By Andrew Cullen
An unlikely vegetarian movement is taking root in Mongolia, where livestock outnumber people 14 to 1, and annual meat consumption tops 200 pounds per person.
The first vegetarian restaurant in Mongolia, Ananda’s Cafe, opened in 2006. Today more than 20 vegetarian and vegan restaurants dot the capital, Ulaanbaatar, and a handful of others are scattered throughout the country. Ananda’s has launched a catering service, and another popular restaurant, Luna Blanca, now sells frozen faux-mutton dumplings in local supermarkets.
The vegetarian restaurateurs are mostly Mongolians. Many follow Christian and Buddhist-influenced spiritual movements that promote vegetarianism, some of them fringe foreign sects, such as the Indian-based meditation group Ananda Marga, and followers of the quasi-Buddhist Supreme Master Ching Hai, who promotes vegetarianism and veganism.
Mongolians are turning to vegetarianism “mostly because of health. Also because of meditation – they’re following this trend,” says Solongo, a former doctor for the United Nations, who like most Mongolians uses only one name. She estimates that vegetarians number around 30,000 or 40,000 throughout the country, just over 1 percent of the population. In the United States, about 3 percent of adults are vegetarian, according to vegitariantimes.com.
Increased trade with Russia and China, as well as expanding Internet access, are providing more information about alternative diets and nutrition, adds Solongo.
Vegetarianism is taking off in popularity as a reaction to the “extreme meat consumption,” of most Mongolians, says Altanzaya, a sociologist and a co-owner of Luna Blanca who considers herself Buddhist. “Our goal is to make [meat-free foods] available.”
Unlike beliefs elsewhere in Asia, Mongolia’s unique brand of Buddhism does not emphasize sparing the lives of animals for food, probably out of pragmatism.

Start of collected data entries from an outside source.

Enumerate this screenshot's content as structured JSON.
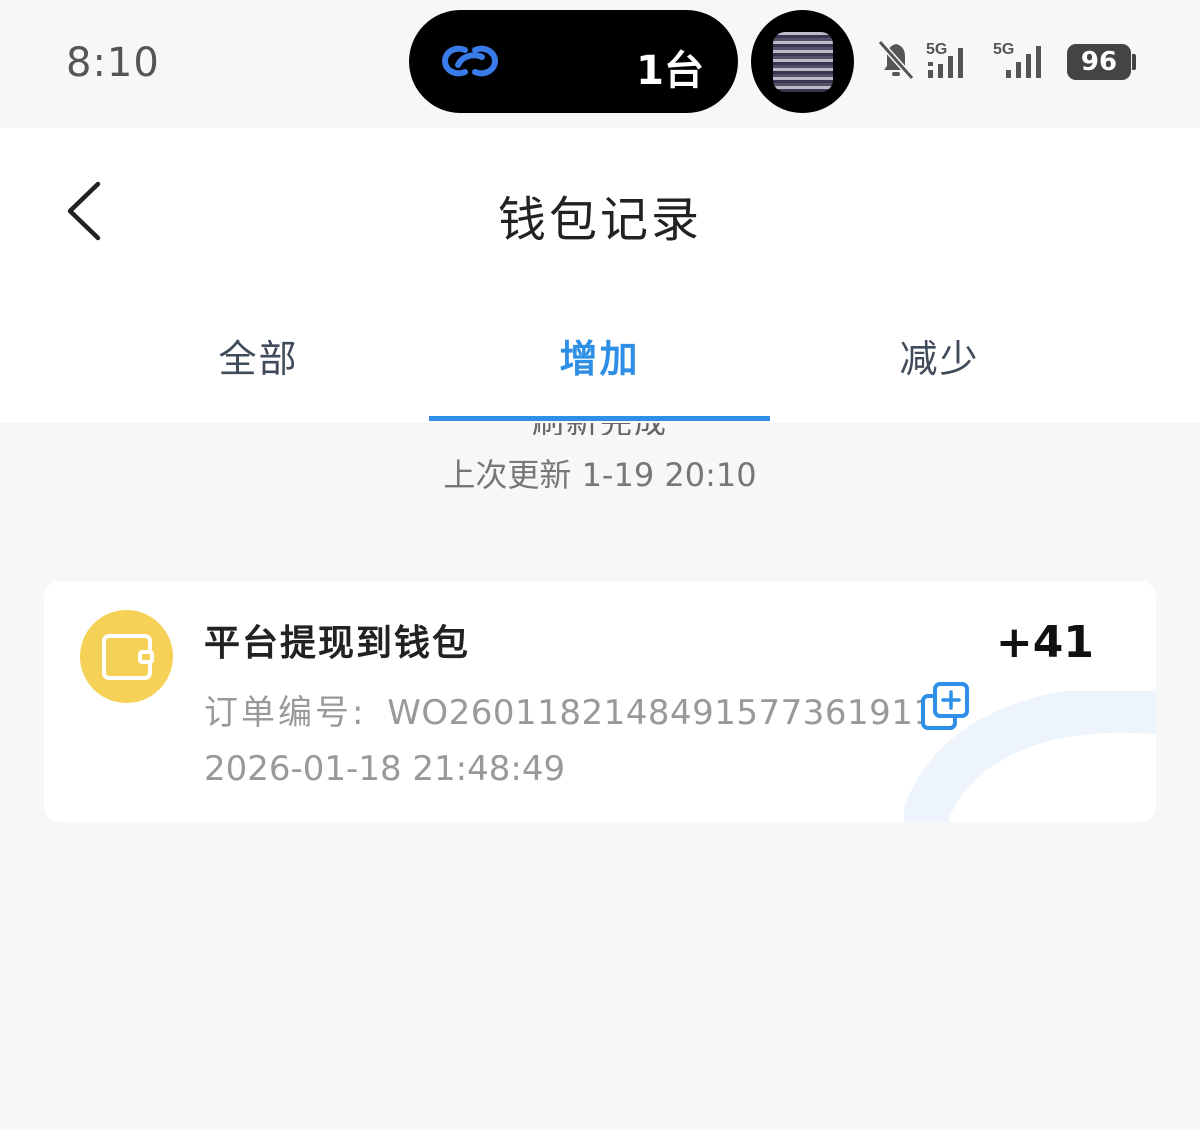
{
  "status_bar": {
    "time": "8:10",
    "island_count": "1台",
    "network_1": "5G",
    "network_2": "5G",
    "battery": "96",
    "icons": [
      "link-icon",
      "avatar-thumbnail",
      "bell-muted-icon",
      "signal-icon",
      "signal-icon"
    ]
  },
  "header": {
    "title": "钱包记录",
    "back_icon": "chevron-left-icon"
  },
  "tabs": [
    {
      "label": "全部",
      "active": false
    },
    {
      "label": "增加",
      "active": true
    },
    {
      "label": "减少",
      "active": false
    }
  ],
  "refresh": {
    "status_text": "刷新完成",
    "last_update": "上次更新 1-19 20:10"
  },
  "records": [
    {
      "icon": "wallet-icon",
      "title": "平台提现到钱包",
      "order_label": "订单编号:",
      "order_number": "WO260118214849157736191​1",
      "date": "2026-01-18 21:48:49",
      "amount": "+41",
      "copy_icon": "copy-icon"
    }
  ],
  "colors": {
    "accent": "#2f8fe6",
    "wallet_icon_bg": "#f5d257",
    "page_bg": "#f7f7f8"
  }
}
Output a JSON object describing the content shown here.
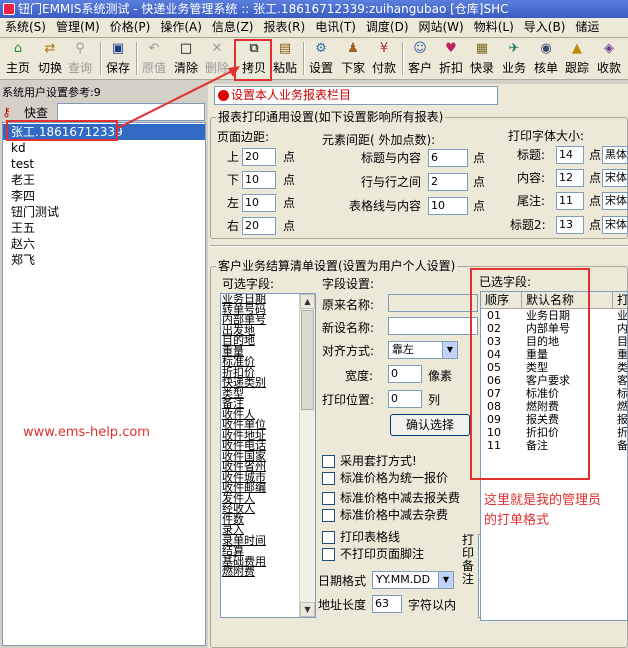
{
  "window": {
    "title": "钮门EMMIS系统测试 - 快递业务管理系统 :: 张工.18616712339:zuihangubao [仓库]SHC"
  },
  "menu": [
    "系统(S)",
    "管理(M)",
    "价格(P)",
    "操作(A)",
    "信息(Z)",
    "报表(R)",
    "电讯(T)",
    "调度(D)",
    "网站(W)",
    "物料(L)",
    "导入(B)",
    "储运"
  ],
  "toolbar": {
    "home": "主页",
    "switch": "切换",
    "query": "查询",
    "save": "保存",
    "original": "原值",
    "clear": "清除",
    "delete": "删除",
    "copy": "拷贝",
    "paste": "粘贴",
    "settings": "设置",
    "dispatch": "下家",
    "payment": "付款",
    "customer": "客户",
    "discount": "折扣",
    "express": "快录",
    "business": "业务",
    "approve": "核单",
    "track": "跟踪",
    "collect": "收款"
  },
  "left": {
    "header": "系统用户设置参考:9",
    "quick_label": "快查",
    "quick_value": "",
    "users": [
      "张工.18616712339",
      "kd",
      "test",
      "老王",
      "李四",
      "钮门测试",
      "王五",
      "赵六",
      "郑飞"
    ]
  },
  "right": {
    "title": "设置本人业务报表栏目",
    "print_group": "报表打印通用设置(如下设置影响所有报表)",
    "margin_label": "页面边距:",
    "margins": [
      {
        "label": "上",
        "value": "20",
        "unit": "点"
      },
      {
        "label": "下",
        "value": "10",
        "unit": "点"
      },
      {
        "label": "左",
        "value": "10",
        "unit": "点"
      },
      {
        "label": "右",
        "value": "20",
        "unit": "点"
      }
    ],
    "spacing_label": "元素间距( 外加点数):",
    "spacings": [
      {
        "label": "标题与内容",
        "value": "6",
        "unit": "点"
      },
      {
        "label": "行与行之间",
        "value": "2",
        "unit": "点"
      },
      {
        "label": "表格线与内容",
        "value": "10",
        "unit": "点"
      }
    ],
    "font_label": "打印字体大小:",
    "fonts": [
      {
        "label": "标题:",
        "value": "14",
        "unit": "点",
        "font": "黑体"
      },
      {
        "label": "内容:",
        "value": "12",
        "unit": "点",
        "font": "宋体"
      },
      {
        "label": "尾注:",
        "value": "11",
        "unit": "点",
        "font": "宋体"
      },
      {
        "label": "标题2:",
        "value": "13",
        "unit": "点",
        "font": "宋体"
      }
    ],
    "customer_group": "客户业务结算清单设置(设置为用户个人设置)",
    "optional_label": "可选字段:",
    "optional_fields": [
      "业务日期",
      "转单号码",
      "内部单号",
      "出发地",
      "目的地",
      "重量",
      "标准价",
      "折扣价",
      "快递类别",
      "类型",
      "备注",
      "收件人",
      "收件单位",
      "收件地址",
      "收件电话",
      "收件国家",
      "收件省州",
      "收件城市",
      "收件邮编",
      "发件人",
      "经收人",
      "件数",
      "录入",
      "录单时间",
      "结算",
      "基础费用",
      "燃附费"
    ],
    "field_settings_label": "字段设置:",
    "orig_name_label": "原来名称:",
    "orig_name_value": "",
    "new_name_label": "新设名称:",
    "new_name_value": "",
    "align_label": "对齐方式:",
    "align_value": "靠左",
    "width_label": "宽度:",
    "width_value": "0",
    "width_unit": "像素",
    "print_pos_label": "打印位置:",
    "print_pos_value": "0",
    "print_pos_unit": "列",
    "confirm_button": "确认选择",
    "checks": [
      {
        "label": "采用套打方式!",
        "checked": false
      },
      {
        "label": "标准价格为统一报价",
        "checked": false
      },
      {
        "label": "标准价格中减去报关费",
        "checked": false
      },
      {
        "label": "标准价格中减去杂费",
        "checked": false
      },
      {
        "label": "打印表格线",
        "checked": false
      },
      {
        "label": "不打印页面脚注",
        "checked": false
      }
    ],
    "date_format_label": "日期格式",
    "date_format_value": "YY.MM.DD",
    "addr_len_label": "地址长度",
    "addr_len_value": "63",
    "addr_len_unit": "字符以内",
    "print_note_label": "打印备注",
    "selected_label": "已选字段:",
    "grid_headers": [
      "顺序",
      "默认名称",
      "打"
    ],
    "selected_fields": [
      {
        "no": "01",
        "name": "业务日期",
        "p": "业"
      },
      {
        "no": "02",
        "name": "内部单号",
        "p": "内"
      },
      {
        "no": "03",
        "name": "目的地",
        "p": "目"
      },
      {
        "no": "04",
        "name": "重量",
        "p": "重"
      },
      {
        "no": "05",
        "name": "类型",
        "p": "类"
      },
      {
        "no": "06",
        "name": "客户要求",
        "p": "客"
      },
      {
        "no": "07",
        "name": "标准价",
        "p": "标"
      },
      {
        "no": "08",
        "name": "燃附费",
        "p": "燃"
      },
      {
        "no": "09",
        "name": "报关费",
        "p": "报"
      },
      {
        "no": "10",
        "name": "折扣价",
        "p": "折"
      },
      {
        "no": "11",
        "name": "备注",
        "p": "备"
      }
    ]
  },
  "annotations": {
    "website": "www.ems-help.com",
    "note_line1": "这里就是我的管理员",
    "note_line2": "的打单格式"
  },
  "colors": {
    "annotation": "#e03030",
    "selection": "#316ac5",
    "title_red": "#cc0000"
  }
}
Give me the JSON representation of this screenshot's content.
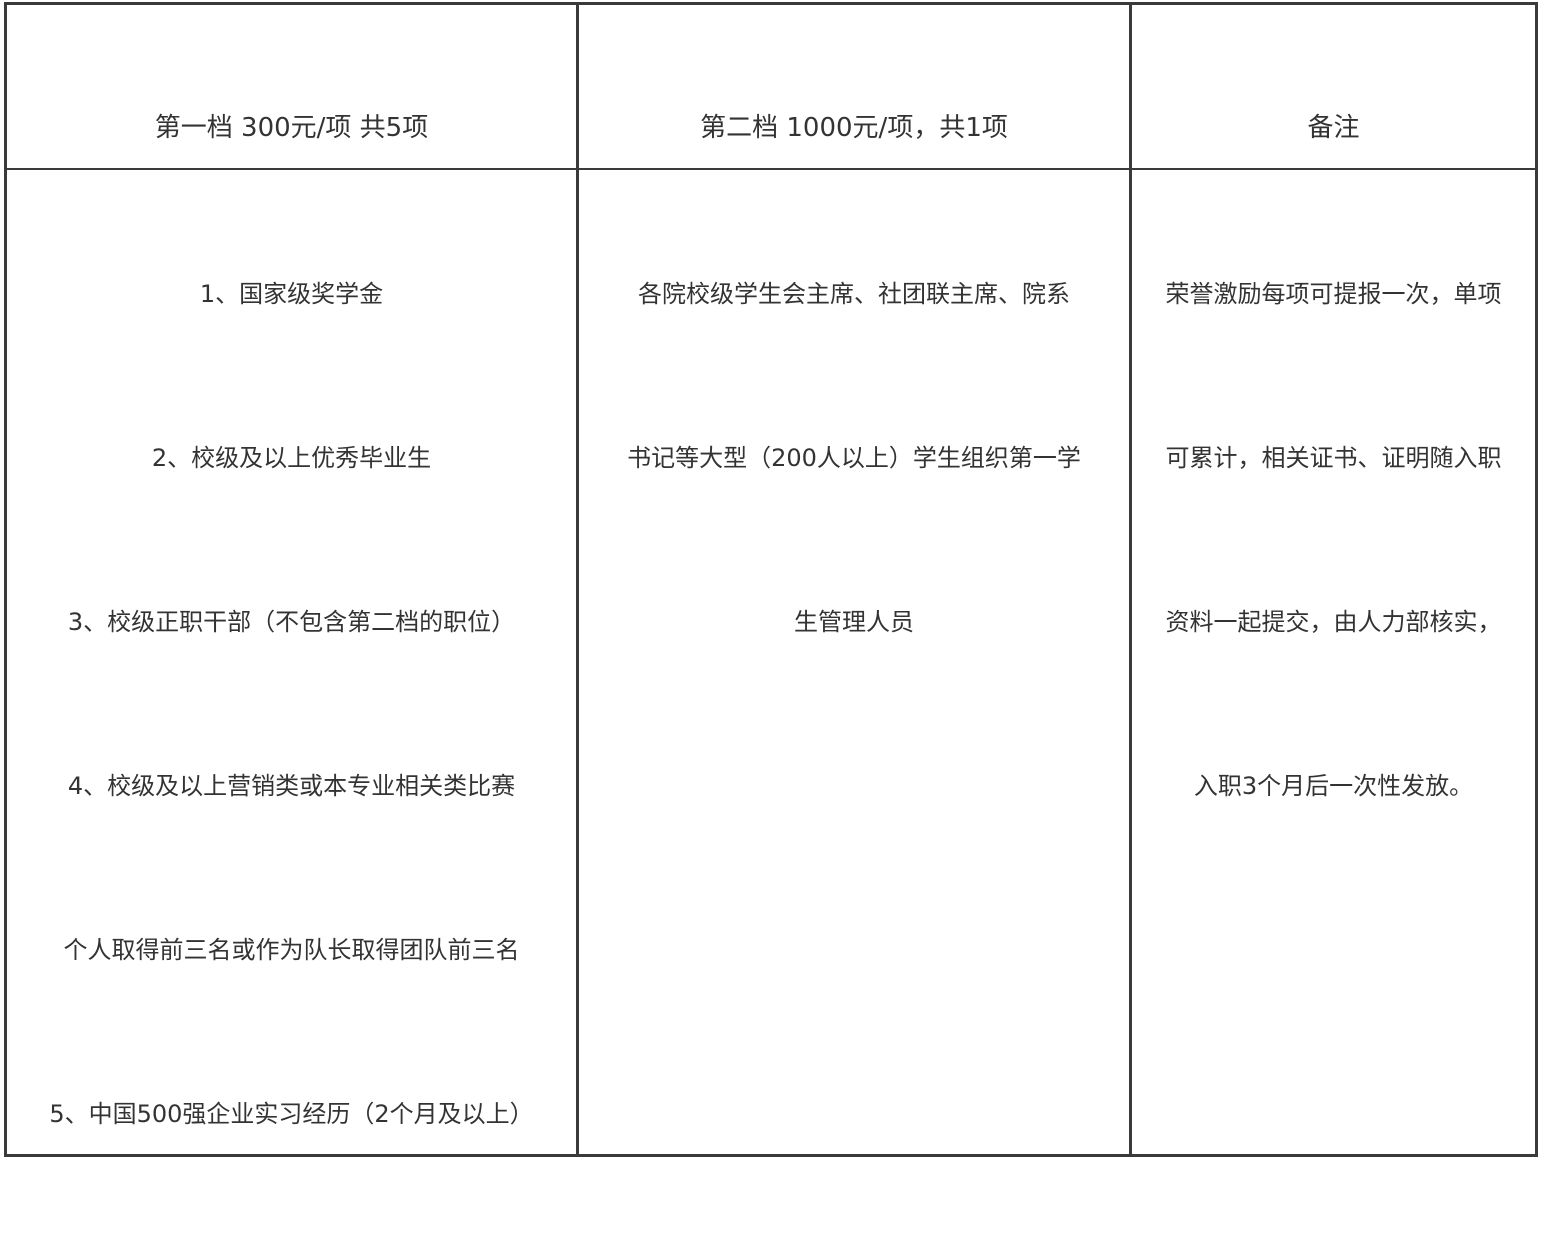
{
  "table": {
    "headers": [
      "第一档 300元/项  共5项",
      "第二档 1000元/项，共1项",
      "备注"
    ],
    "columns": [
      [
        "1、国家级奖学金",
        "2、校级及以上优秀毕业生",
        "3、校级正职干部（不包含第二档的职位）",
        "4、校级及以上营销类或本专业相关类比赛",
        "个人取得前三名或作为队长取得团队前三名",
        "5、中国500强企业实习经历（2个月及以上）"
      ],
      [
        "各院校级学生会主席、社团联主席、院系",
        "书记等大型（200人以上）学生组织第一学",
        "生管理人员"
      ],
      [
        "荣誉激励每项可提报一次，单项",
        "可累计，相关证书、证明随入职",
        "资料一起提交，由人力部核实，",
        "入职3个月后一次性发放。"
      ]
    ]
  }
}
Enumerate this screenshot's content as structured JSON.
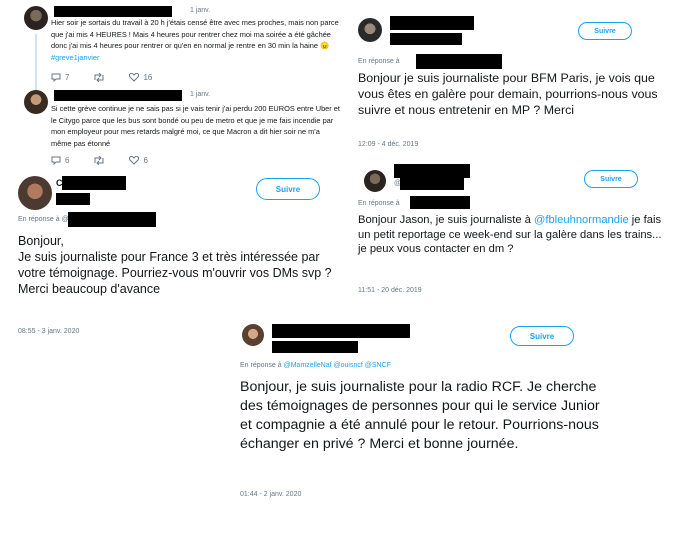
{
  "thread": {
    "tweet1": {
      "date": "1 janv.",
      "text_plain": "Hier soir je sortais du travail à 20 h j'étais censé être avec mes proches, mais non parce que j'ai mis 4 HEURES ! Mais 4 heures pour rentrer chez moi ma soirée a été gâchée donc j'ai mis 4 heures pour rentrer or qu'en en normal je rentre en 30 min la haine",
      "emoji": "😠",
      "hashtag": "#greve1janvier",
      "reply_count": "7",
      "like_count": "16"
    },
    "tweet2": {
      "date": "1 janv.",
      "text": "Si cette grève continue je ne sais pas si je vais tenir j'ai perdu 200 EUROS entre Uber et le Citygo parce que les bus sont bondé ou peu de metro et que je me fais incendie par mon employeur pour mes retards malgré moi, ce que Macron a dit hier soir ne m'a même pas étonné",
      "reply_count": "6",
      "like_count": "6"
    }
  },
  "france3": {
    "initial": "C",
    "follow_label": "Suivre",
    "reply_prefix": "En réponse à @",
    "text": "Bonjour,\nJe suis journaliste pour France 3 et très intéressée par votre témoignage. Pourriez-vous m'ouvrir vos DMs svp ?\nMerci beaucoup d'avance",
    "date": "08:55 - 3 janv. 2020"
  },
  "bfm": {
    "follow_label": "Suivre",
    "reply_prefix": "En réponse à",
    "text": "Bonjour je suis journaliste pour BFM Paris, je vois que vous êtes en galère pour demain, pourrions-nous vous suivre et nous entretenir en MP ? Merci",
    "date": "12:09 - 4 déc. 2019"
  },
  "jason": {
    "follow_label": "Suivre",
    "handle_start": "@",
    "reply_prefix": "En réponse à",
    "text_before": "Bonjour Jason, je suis journaliste à ",
    "mention": "@fbleuhnormandie",
    "text_after": " je fais un petit reportage ce week-end sur la galère dans les trains... je peux vous contacter en dm ?",
    "date": "11:51 - 20 déc. 2019"
  },
  "rcf": {
    "follow_label": "Suivre",
    "reply_prefix": "En réponse à",
    "reply_handles": "@MamzelleNaf @ouisncf @SNCF",
    "text": "Bonjour, je suis journaliste pour la radio RCF. Je cherche des témoignages de personnes pour qui le service Junior et compagnie a été annulé pour le retour. Pourrions-nous échanger en privé ? Merci et bonne journée.",
    "date": "01:44 - 2 janv. 2020"
  },
  "colors": {
    "accent": "#1da1f2",
    "muted": "#657786",
    "text": "#14171a",
    "redaction": "#000000"
  },
  "icons": [
    "reply-icon",
    "retweet-icon",
    "like-icon"
  ]
}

The country’s dry, mountainous landscape and nomadic culture mean that people have historically ignored agriculture and depended instead on gaining sustenance from meat and dairy products.
This high-protein diet fueled Genghis Khan’s hordes as they swept across the known world some 800 years ago. Historians have noted that Mongolian soldiers could ride for days at a time, reputedly drinking blood from their horses’ necks for nourishment on the go.
Some Mongolians consider meat the only real food. “If there’s no meat, [my father] doesn’t consider it a meal. You give him leaves, and he says, ‘What am I, a goat?’” says Dolgor, a young mining company employee.
The staples in Mongolia tend to be bland, focusing on flour, rice, and meat, particularly mutton. Dishes that most Mongolians refer to as “national foods,” buuz and huushuur – mutton-filled dumplings steamed or fried, respectively – and tsoivan, steamed noodles mixed with meat and root vegetables, are widely thought to originate in China.
Even more than meat, the traditional Mongolian diet depends on dairy products. Milk is viewed as sacred; each morning, women in the countryside and in urban apartment blocks make offerings to the sky, throwing ladles of the day’s first milk tea in the four cardinal directions.
According to Altanzaya, one of the challenges to starting a vegetarian restaurant in Mongolia is getting people to realize that the menu isn’t simply dairy products. The Mongolian terms are only subtly different; the phrases for dairy products (tsagaan idée) and vegetarian food (tsagaan khool) both translate as “white food.”
Most of the new vegetarian restaurants use soy-based meat substitutes to mimic traditional Mongolian dishes. Vegetarian buuz and tsoivan are among the most popular items. Vegetable-based meals are less common, except at Ananda’s Cafe, which anchors its menu on a different vegetable medley every day – cauliflower, eggplant, zucchini, and others – to lure vegetarians hungry for a broader spectrum of nutrients.
The menu’s originality, or lack thereof, is often beside the point. “The more we care about the environment and others and animals, the better we feel,” says Altanzaya
Mongolian vegetarians often face skepticism. “A lot of people think we’re crazy,” says Erdenchimeg, a chef at the Loving Hut, a chain owned by the Supreme Master Ching Hai International Association, which promotes meditation and prayer. She became a vegetarian in 2008 and in recent months switched to veganism – all part of a commitment to lessening her impact on the environment, she says.
Javkhlan, a university teacher in western Hovd Province, also took up vegetarianism 18 months ago after he began practicing the Supreme Master’s meditation technique. He cooks tofu, dehydrated soy “meat,” and what few vegetables are available in the province center. The imitation meat tastes bland without flavoring, but he doesn’t miss meat, he says. “I’m happy being vegetarian. My health has improved.”
Still, some of the vegetarian restaurants’ employees haven’t fully committed. Amarmurun, a waiter at the Stupa Cafe, part of the Foundation for the Preservation of the Mahayana Tradition, an international Tibetan Buddhist organization, sheepishly admits, “I like meat. I just work here."